这让对方感觉到惊讶,甚至他下意识地反问丁一:“就这个问题?”
“就这个问题。”丁一很肯定地回答他。
于是自称犹斯底尼亚的间谍的眼神里,就掠过了一丝的失望,但很快他就坦然了,向丁一说道:“谢谢。”丁一没有问他的姓名,也没有问他在奥斯曼帝国的职位,而只是问了这样的问题,他当然有失落感,不过也正因此,让他相信丁一的承诺,因为他也清楚,要讯问一个敌军的间谍,应该从哪里开始。“船,遥远的东方,传说中如海上城堡的舰队,这就是我们想要的。”所以他也很直接地给了丁一答案。
丁一没有再问下去,他很干脆地用那把匕首结束了这个信使的性命。
不单单是从脸部的表情和肢体语言,可以判定对方说的是真话,而且从逻辑上来讲,这也说得通。已经能造出十几吨大炮的奥斯曼帝国,在穆罕默德在位的这个年代,是从来没有停下扩张的野心,而郑和的船队留存在世的记忆,让他对东方的大明存在着忌惮。
“如果能谋取到明军的战舰,得到水密舱的技术,也许奥斯曼帝国会进一步地扩张?”丁一在船头整理着思絮,此时却转过身对搬运尸首的李云聪说道,“把他的脑袋砍下来再处理掉。”尽管丁一对自己的出手有着绝对把握。但是他不会留一丝机会给对方。
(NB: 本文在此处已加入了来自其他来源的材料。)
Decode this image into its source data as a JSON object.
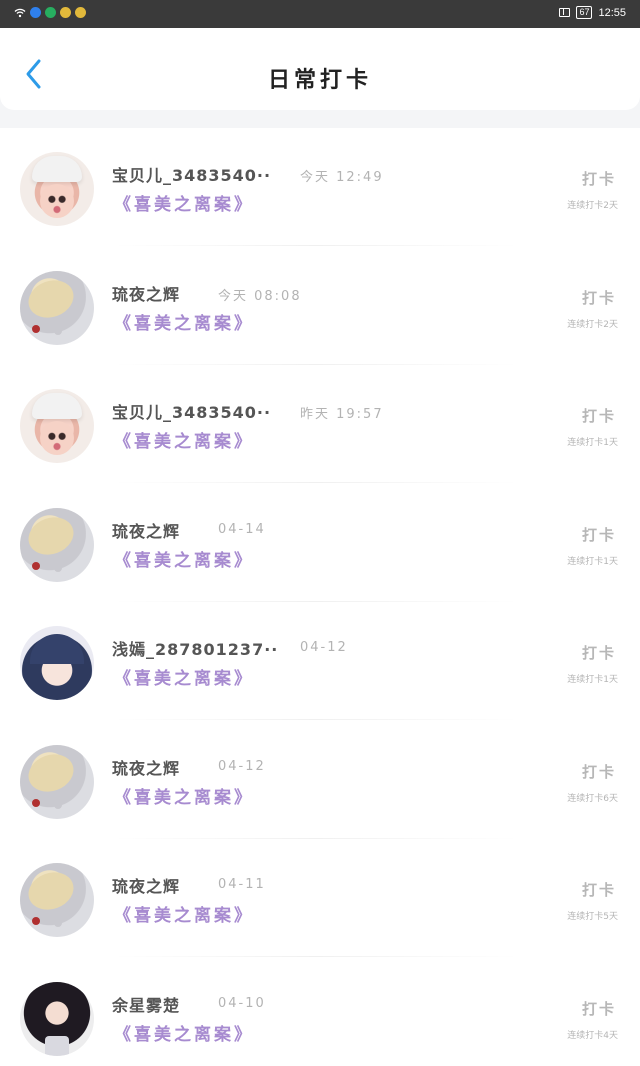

毕竟,奥斯曼帝国正是全盛之际,绝对是不容轻视的庞然大物。在奥斯曼围攻君士旦丁堡的漫长攻城战之中,东罗马帝国甚至没有得到来自西欧的什么实质性援助,很明显,西欧诸国包括教廷,都不愿意在这时节去招惹穆罕默德。
尽管舰队的风帆,都按着丁一记忆里现代优秀的风帆结构来设计,但在这个没有传感器和电子设备的年代。就像闪电号一样,总归效果是有缩水的。它们总归也不可能有太过脱离时代的航速,所以漫长的航程里,丁一的作战会议和战略推演,每天都在进行。
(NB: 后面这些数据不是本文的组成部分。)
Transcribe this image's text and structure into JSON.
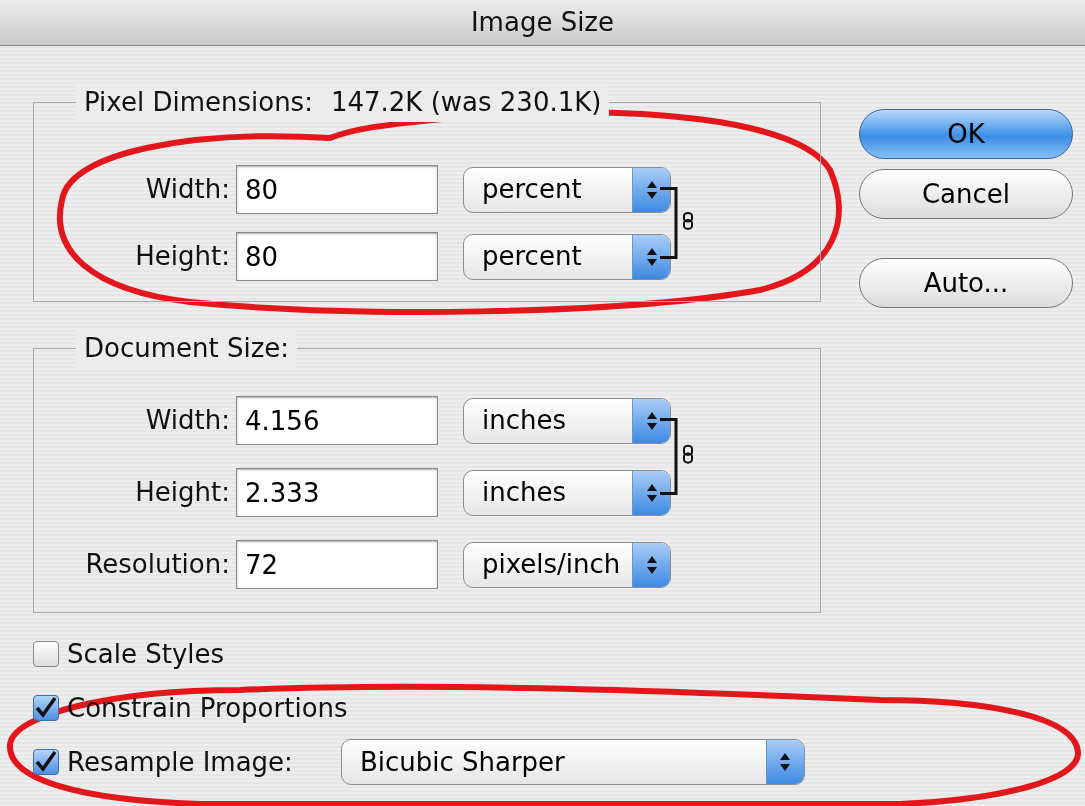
{
  "window": {
    "title": "Image Size"
  },
  "pixel_dimensions": {
    "label": "Pixel Dimensions:",
    "size": "147.2K (was 230.1K)",
    "rows": [
      {
        "label": "Width:",
        "value": "80",
        "unit": "percent",
        "linked": true
      },
      {
        "label": "Height:",
        "value": "80",
        "unit": "percent",
        "linked": true
      }
    ]
  },
  "document_size": {
    "label": "Document Size:",
    "rows": [
      {
        "label": "Width:",
        "value": "4.156",
        "unit": "inches",
        "linked": true
      },
      {
        "label": "Height:",
        "value": "2.333",
        "unit": "inches",
        "linked": true
      },
      {
        "label": "Resolution:",
        "value": "72",
        "unit": "pixels/inch",
        "linked": false
      }
    ]
  },
  "options": [
    {
      "label": "Scale Styles",
      "checked": false
    },
    {
      "label": "Constrain Proportions",
      "checked": true
    },
    {
      "label": "Resample Image:",
      "checked": true,
      "method": "Bicubic Sharper"
    }
  ],
  "buttons": [
    {
      "label": "OK",
      "default": true
    },
    {
      "label": "Cancel",
      "default": false
    },
    {
      "label": "Auto...",
      "default": false
    }
  ]
}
不单是军官和船长们的参与。从第一天开始,就连同杨善和许彬也一并列席。丁一把他们要过来,并不只是想让他们别在京师搞风搞雨:“陈汤时代的大汉丞相是谁?两位也许记得,但于世人来说,总归更多的是记着陈汤,说出‘明犯强汉者虽远必诛!’千古强音的陈汤,记得的是班定远,是霍骠姚……”丁一对许彬和杨善这么说道。
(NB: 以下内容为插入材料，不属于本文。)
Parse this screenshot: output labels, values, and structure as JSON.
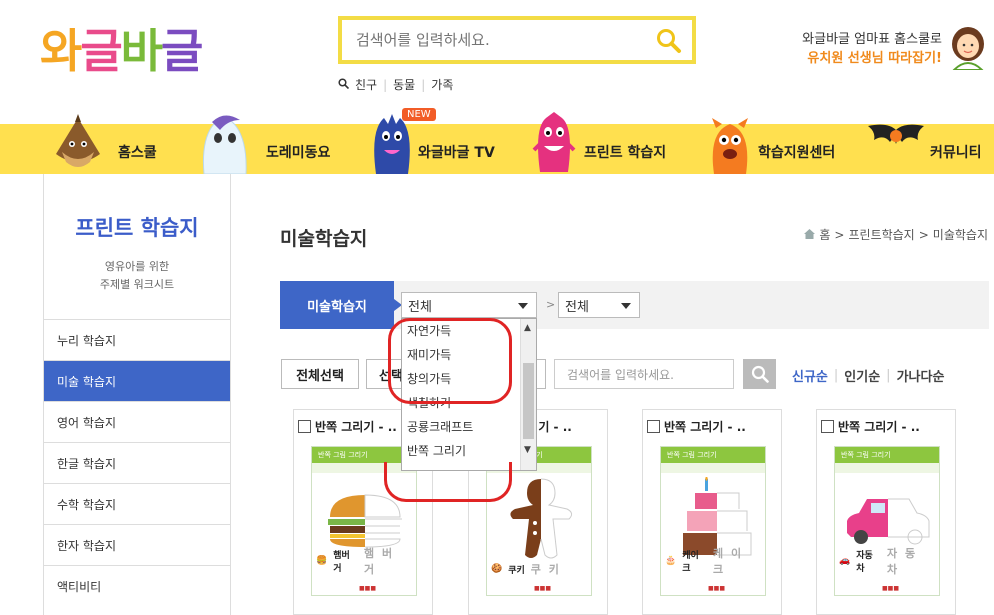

“如晋,别这样。”不同于渐渐振作起来的许彬。杨善却不客气地截断了丁一的话,“这种还是说给那些士兵、国子监的举监生听吧,你老杨哥不爱听这调儿。陈汤也好,霍去病也好,班固也好,干我底事?他们还活着么?便是秦皇汉武,还不是化为白骨?”
但边上许彬却就不同意了,他皱着眉道:“思敬兄。话不是这么说,三不朽者。立言、立功、立德,如晋所提之人,虽不及圣贤,然也足当不朽之誉!”他又引经据典,述说了一番士大夫对于身后名的追求。
杨善听着,也没有跟他争,倒是作揖道:“道中兄所言极是,赖兄正我,善感之五内……”
然后杨善就没有开口了,他坐在一旁,听着船长、陆战队军官包括许彬的发言,微微地抚须点头,直到会议结束,其他人都离席了,他却对许彬说道:“善血气不济,腿脚麻痹,道中兄自便,容善憩息片刻。”
“如晋,按你这章程,看来道中与我,有生之年,是回不到大明了吧?你这卸磨杀驴,有点不太高明啊。”杨善在丁一面前,完全就是敞开了,一副老顽童的腔调,“从猫儿庄开始,老哥哥一路以来,没对不起你啊如晋!我不是许道中,别给我灌迷汤,你丁如晋灌迷汤的本事,认第二只怕天下没人敢认第一,连揭江渊都教你灌迷糊了,只不过老哥哥这人,你也清楚,这玩意对我是不济事的!你要不别说,要不来点实在的东西。”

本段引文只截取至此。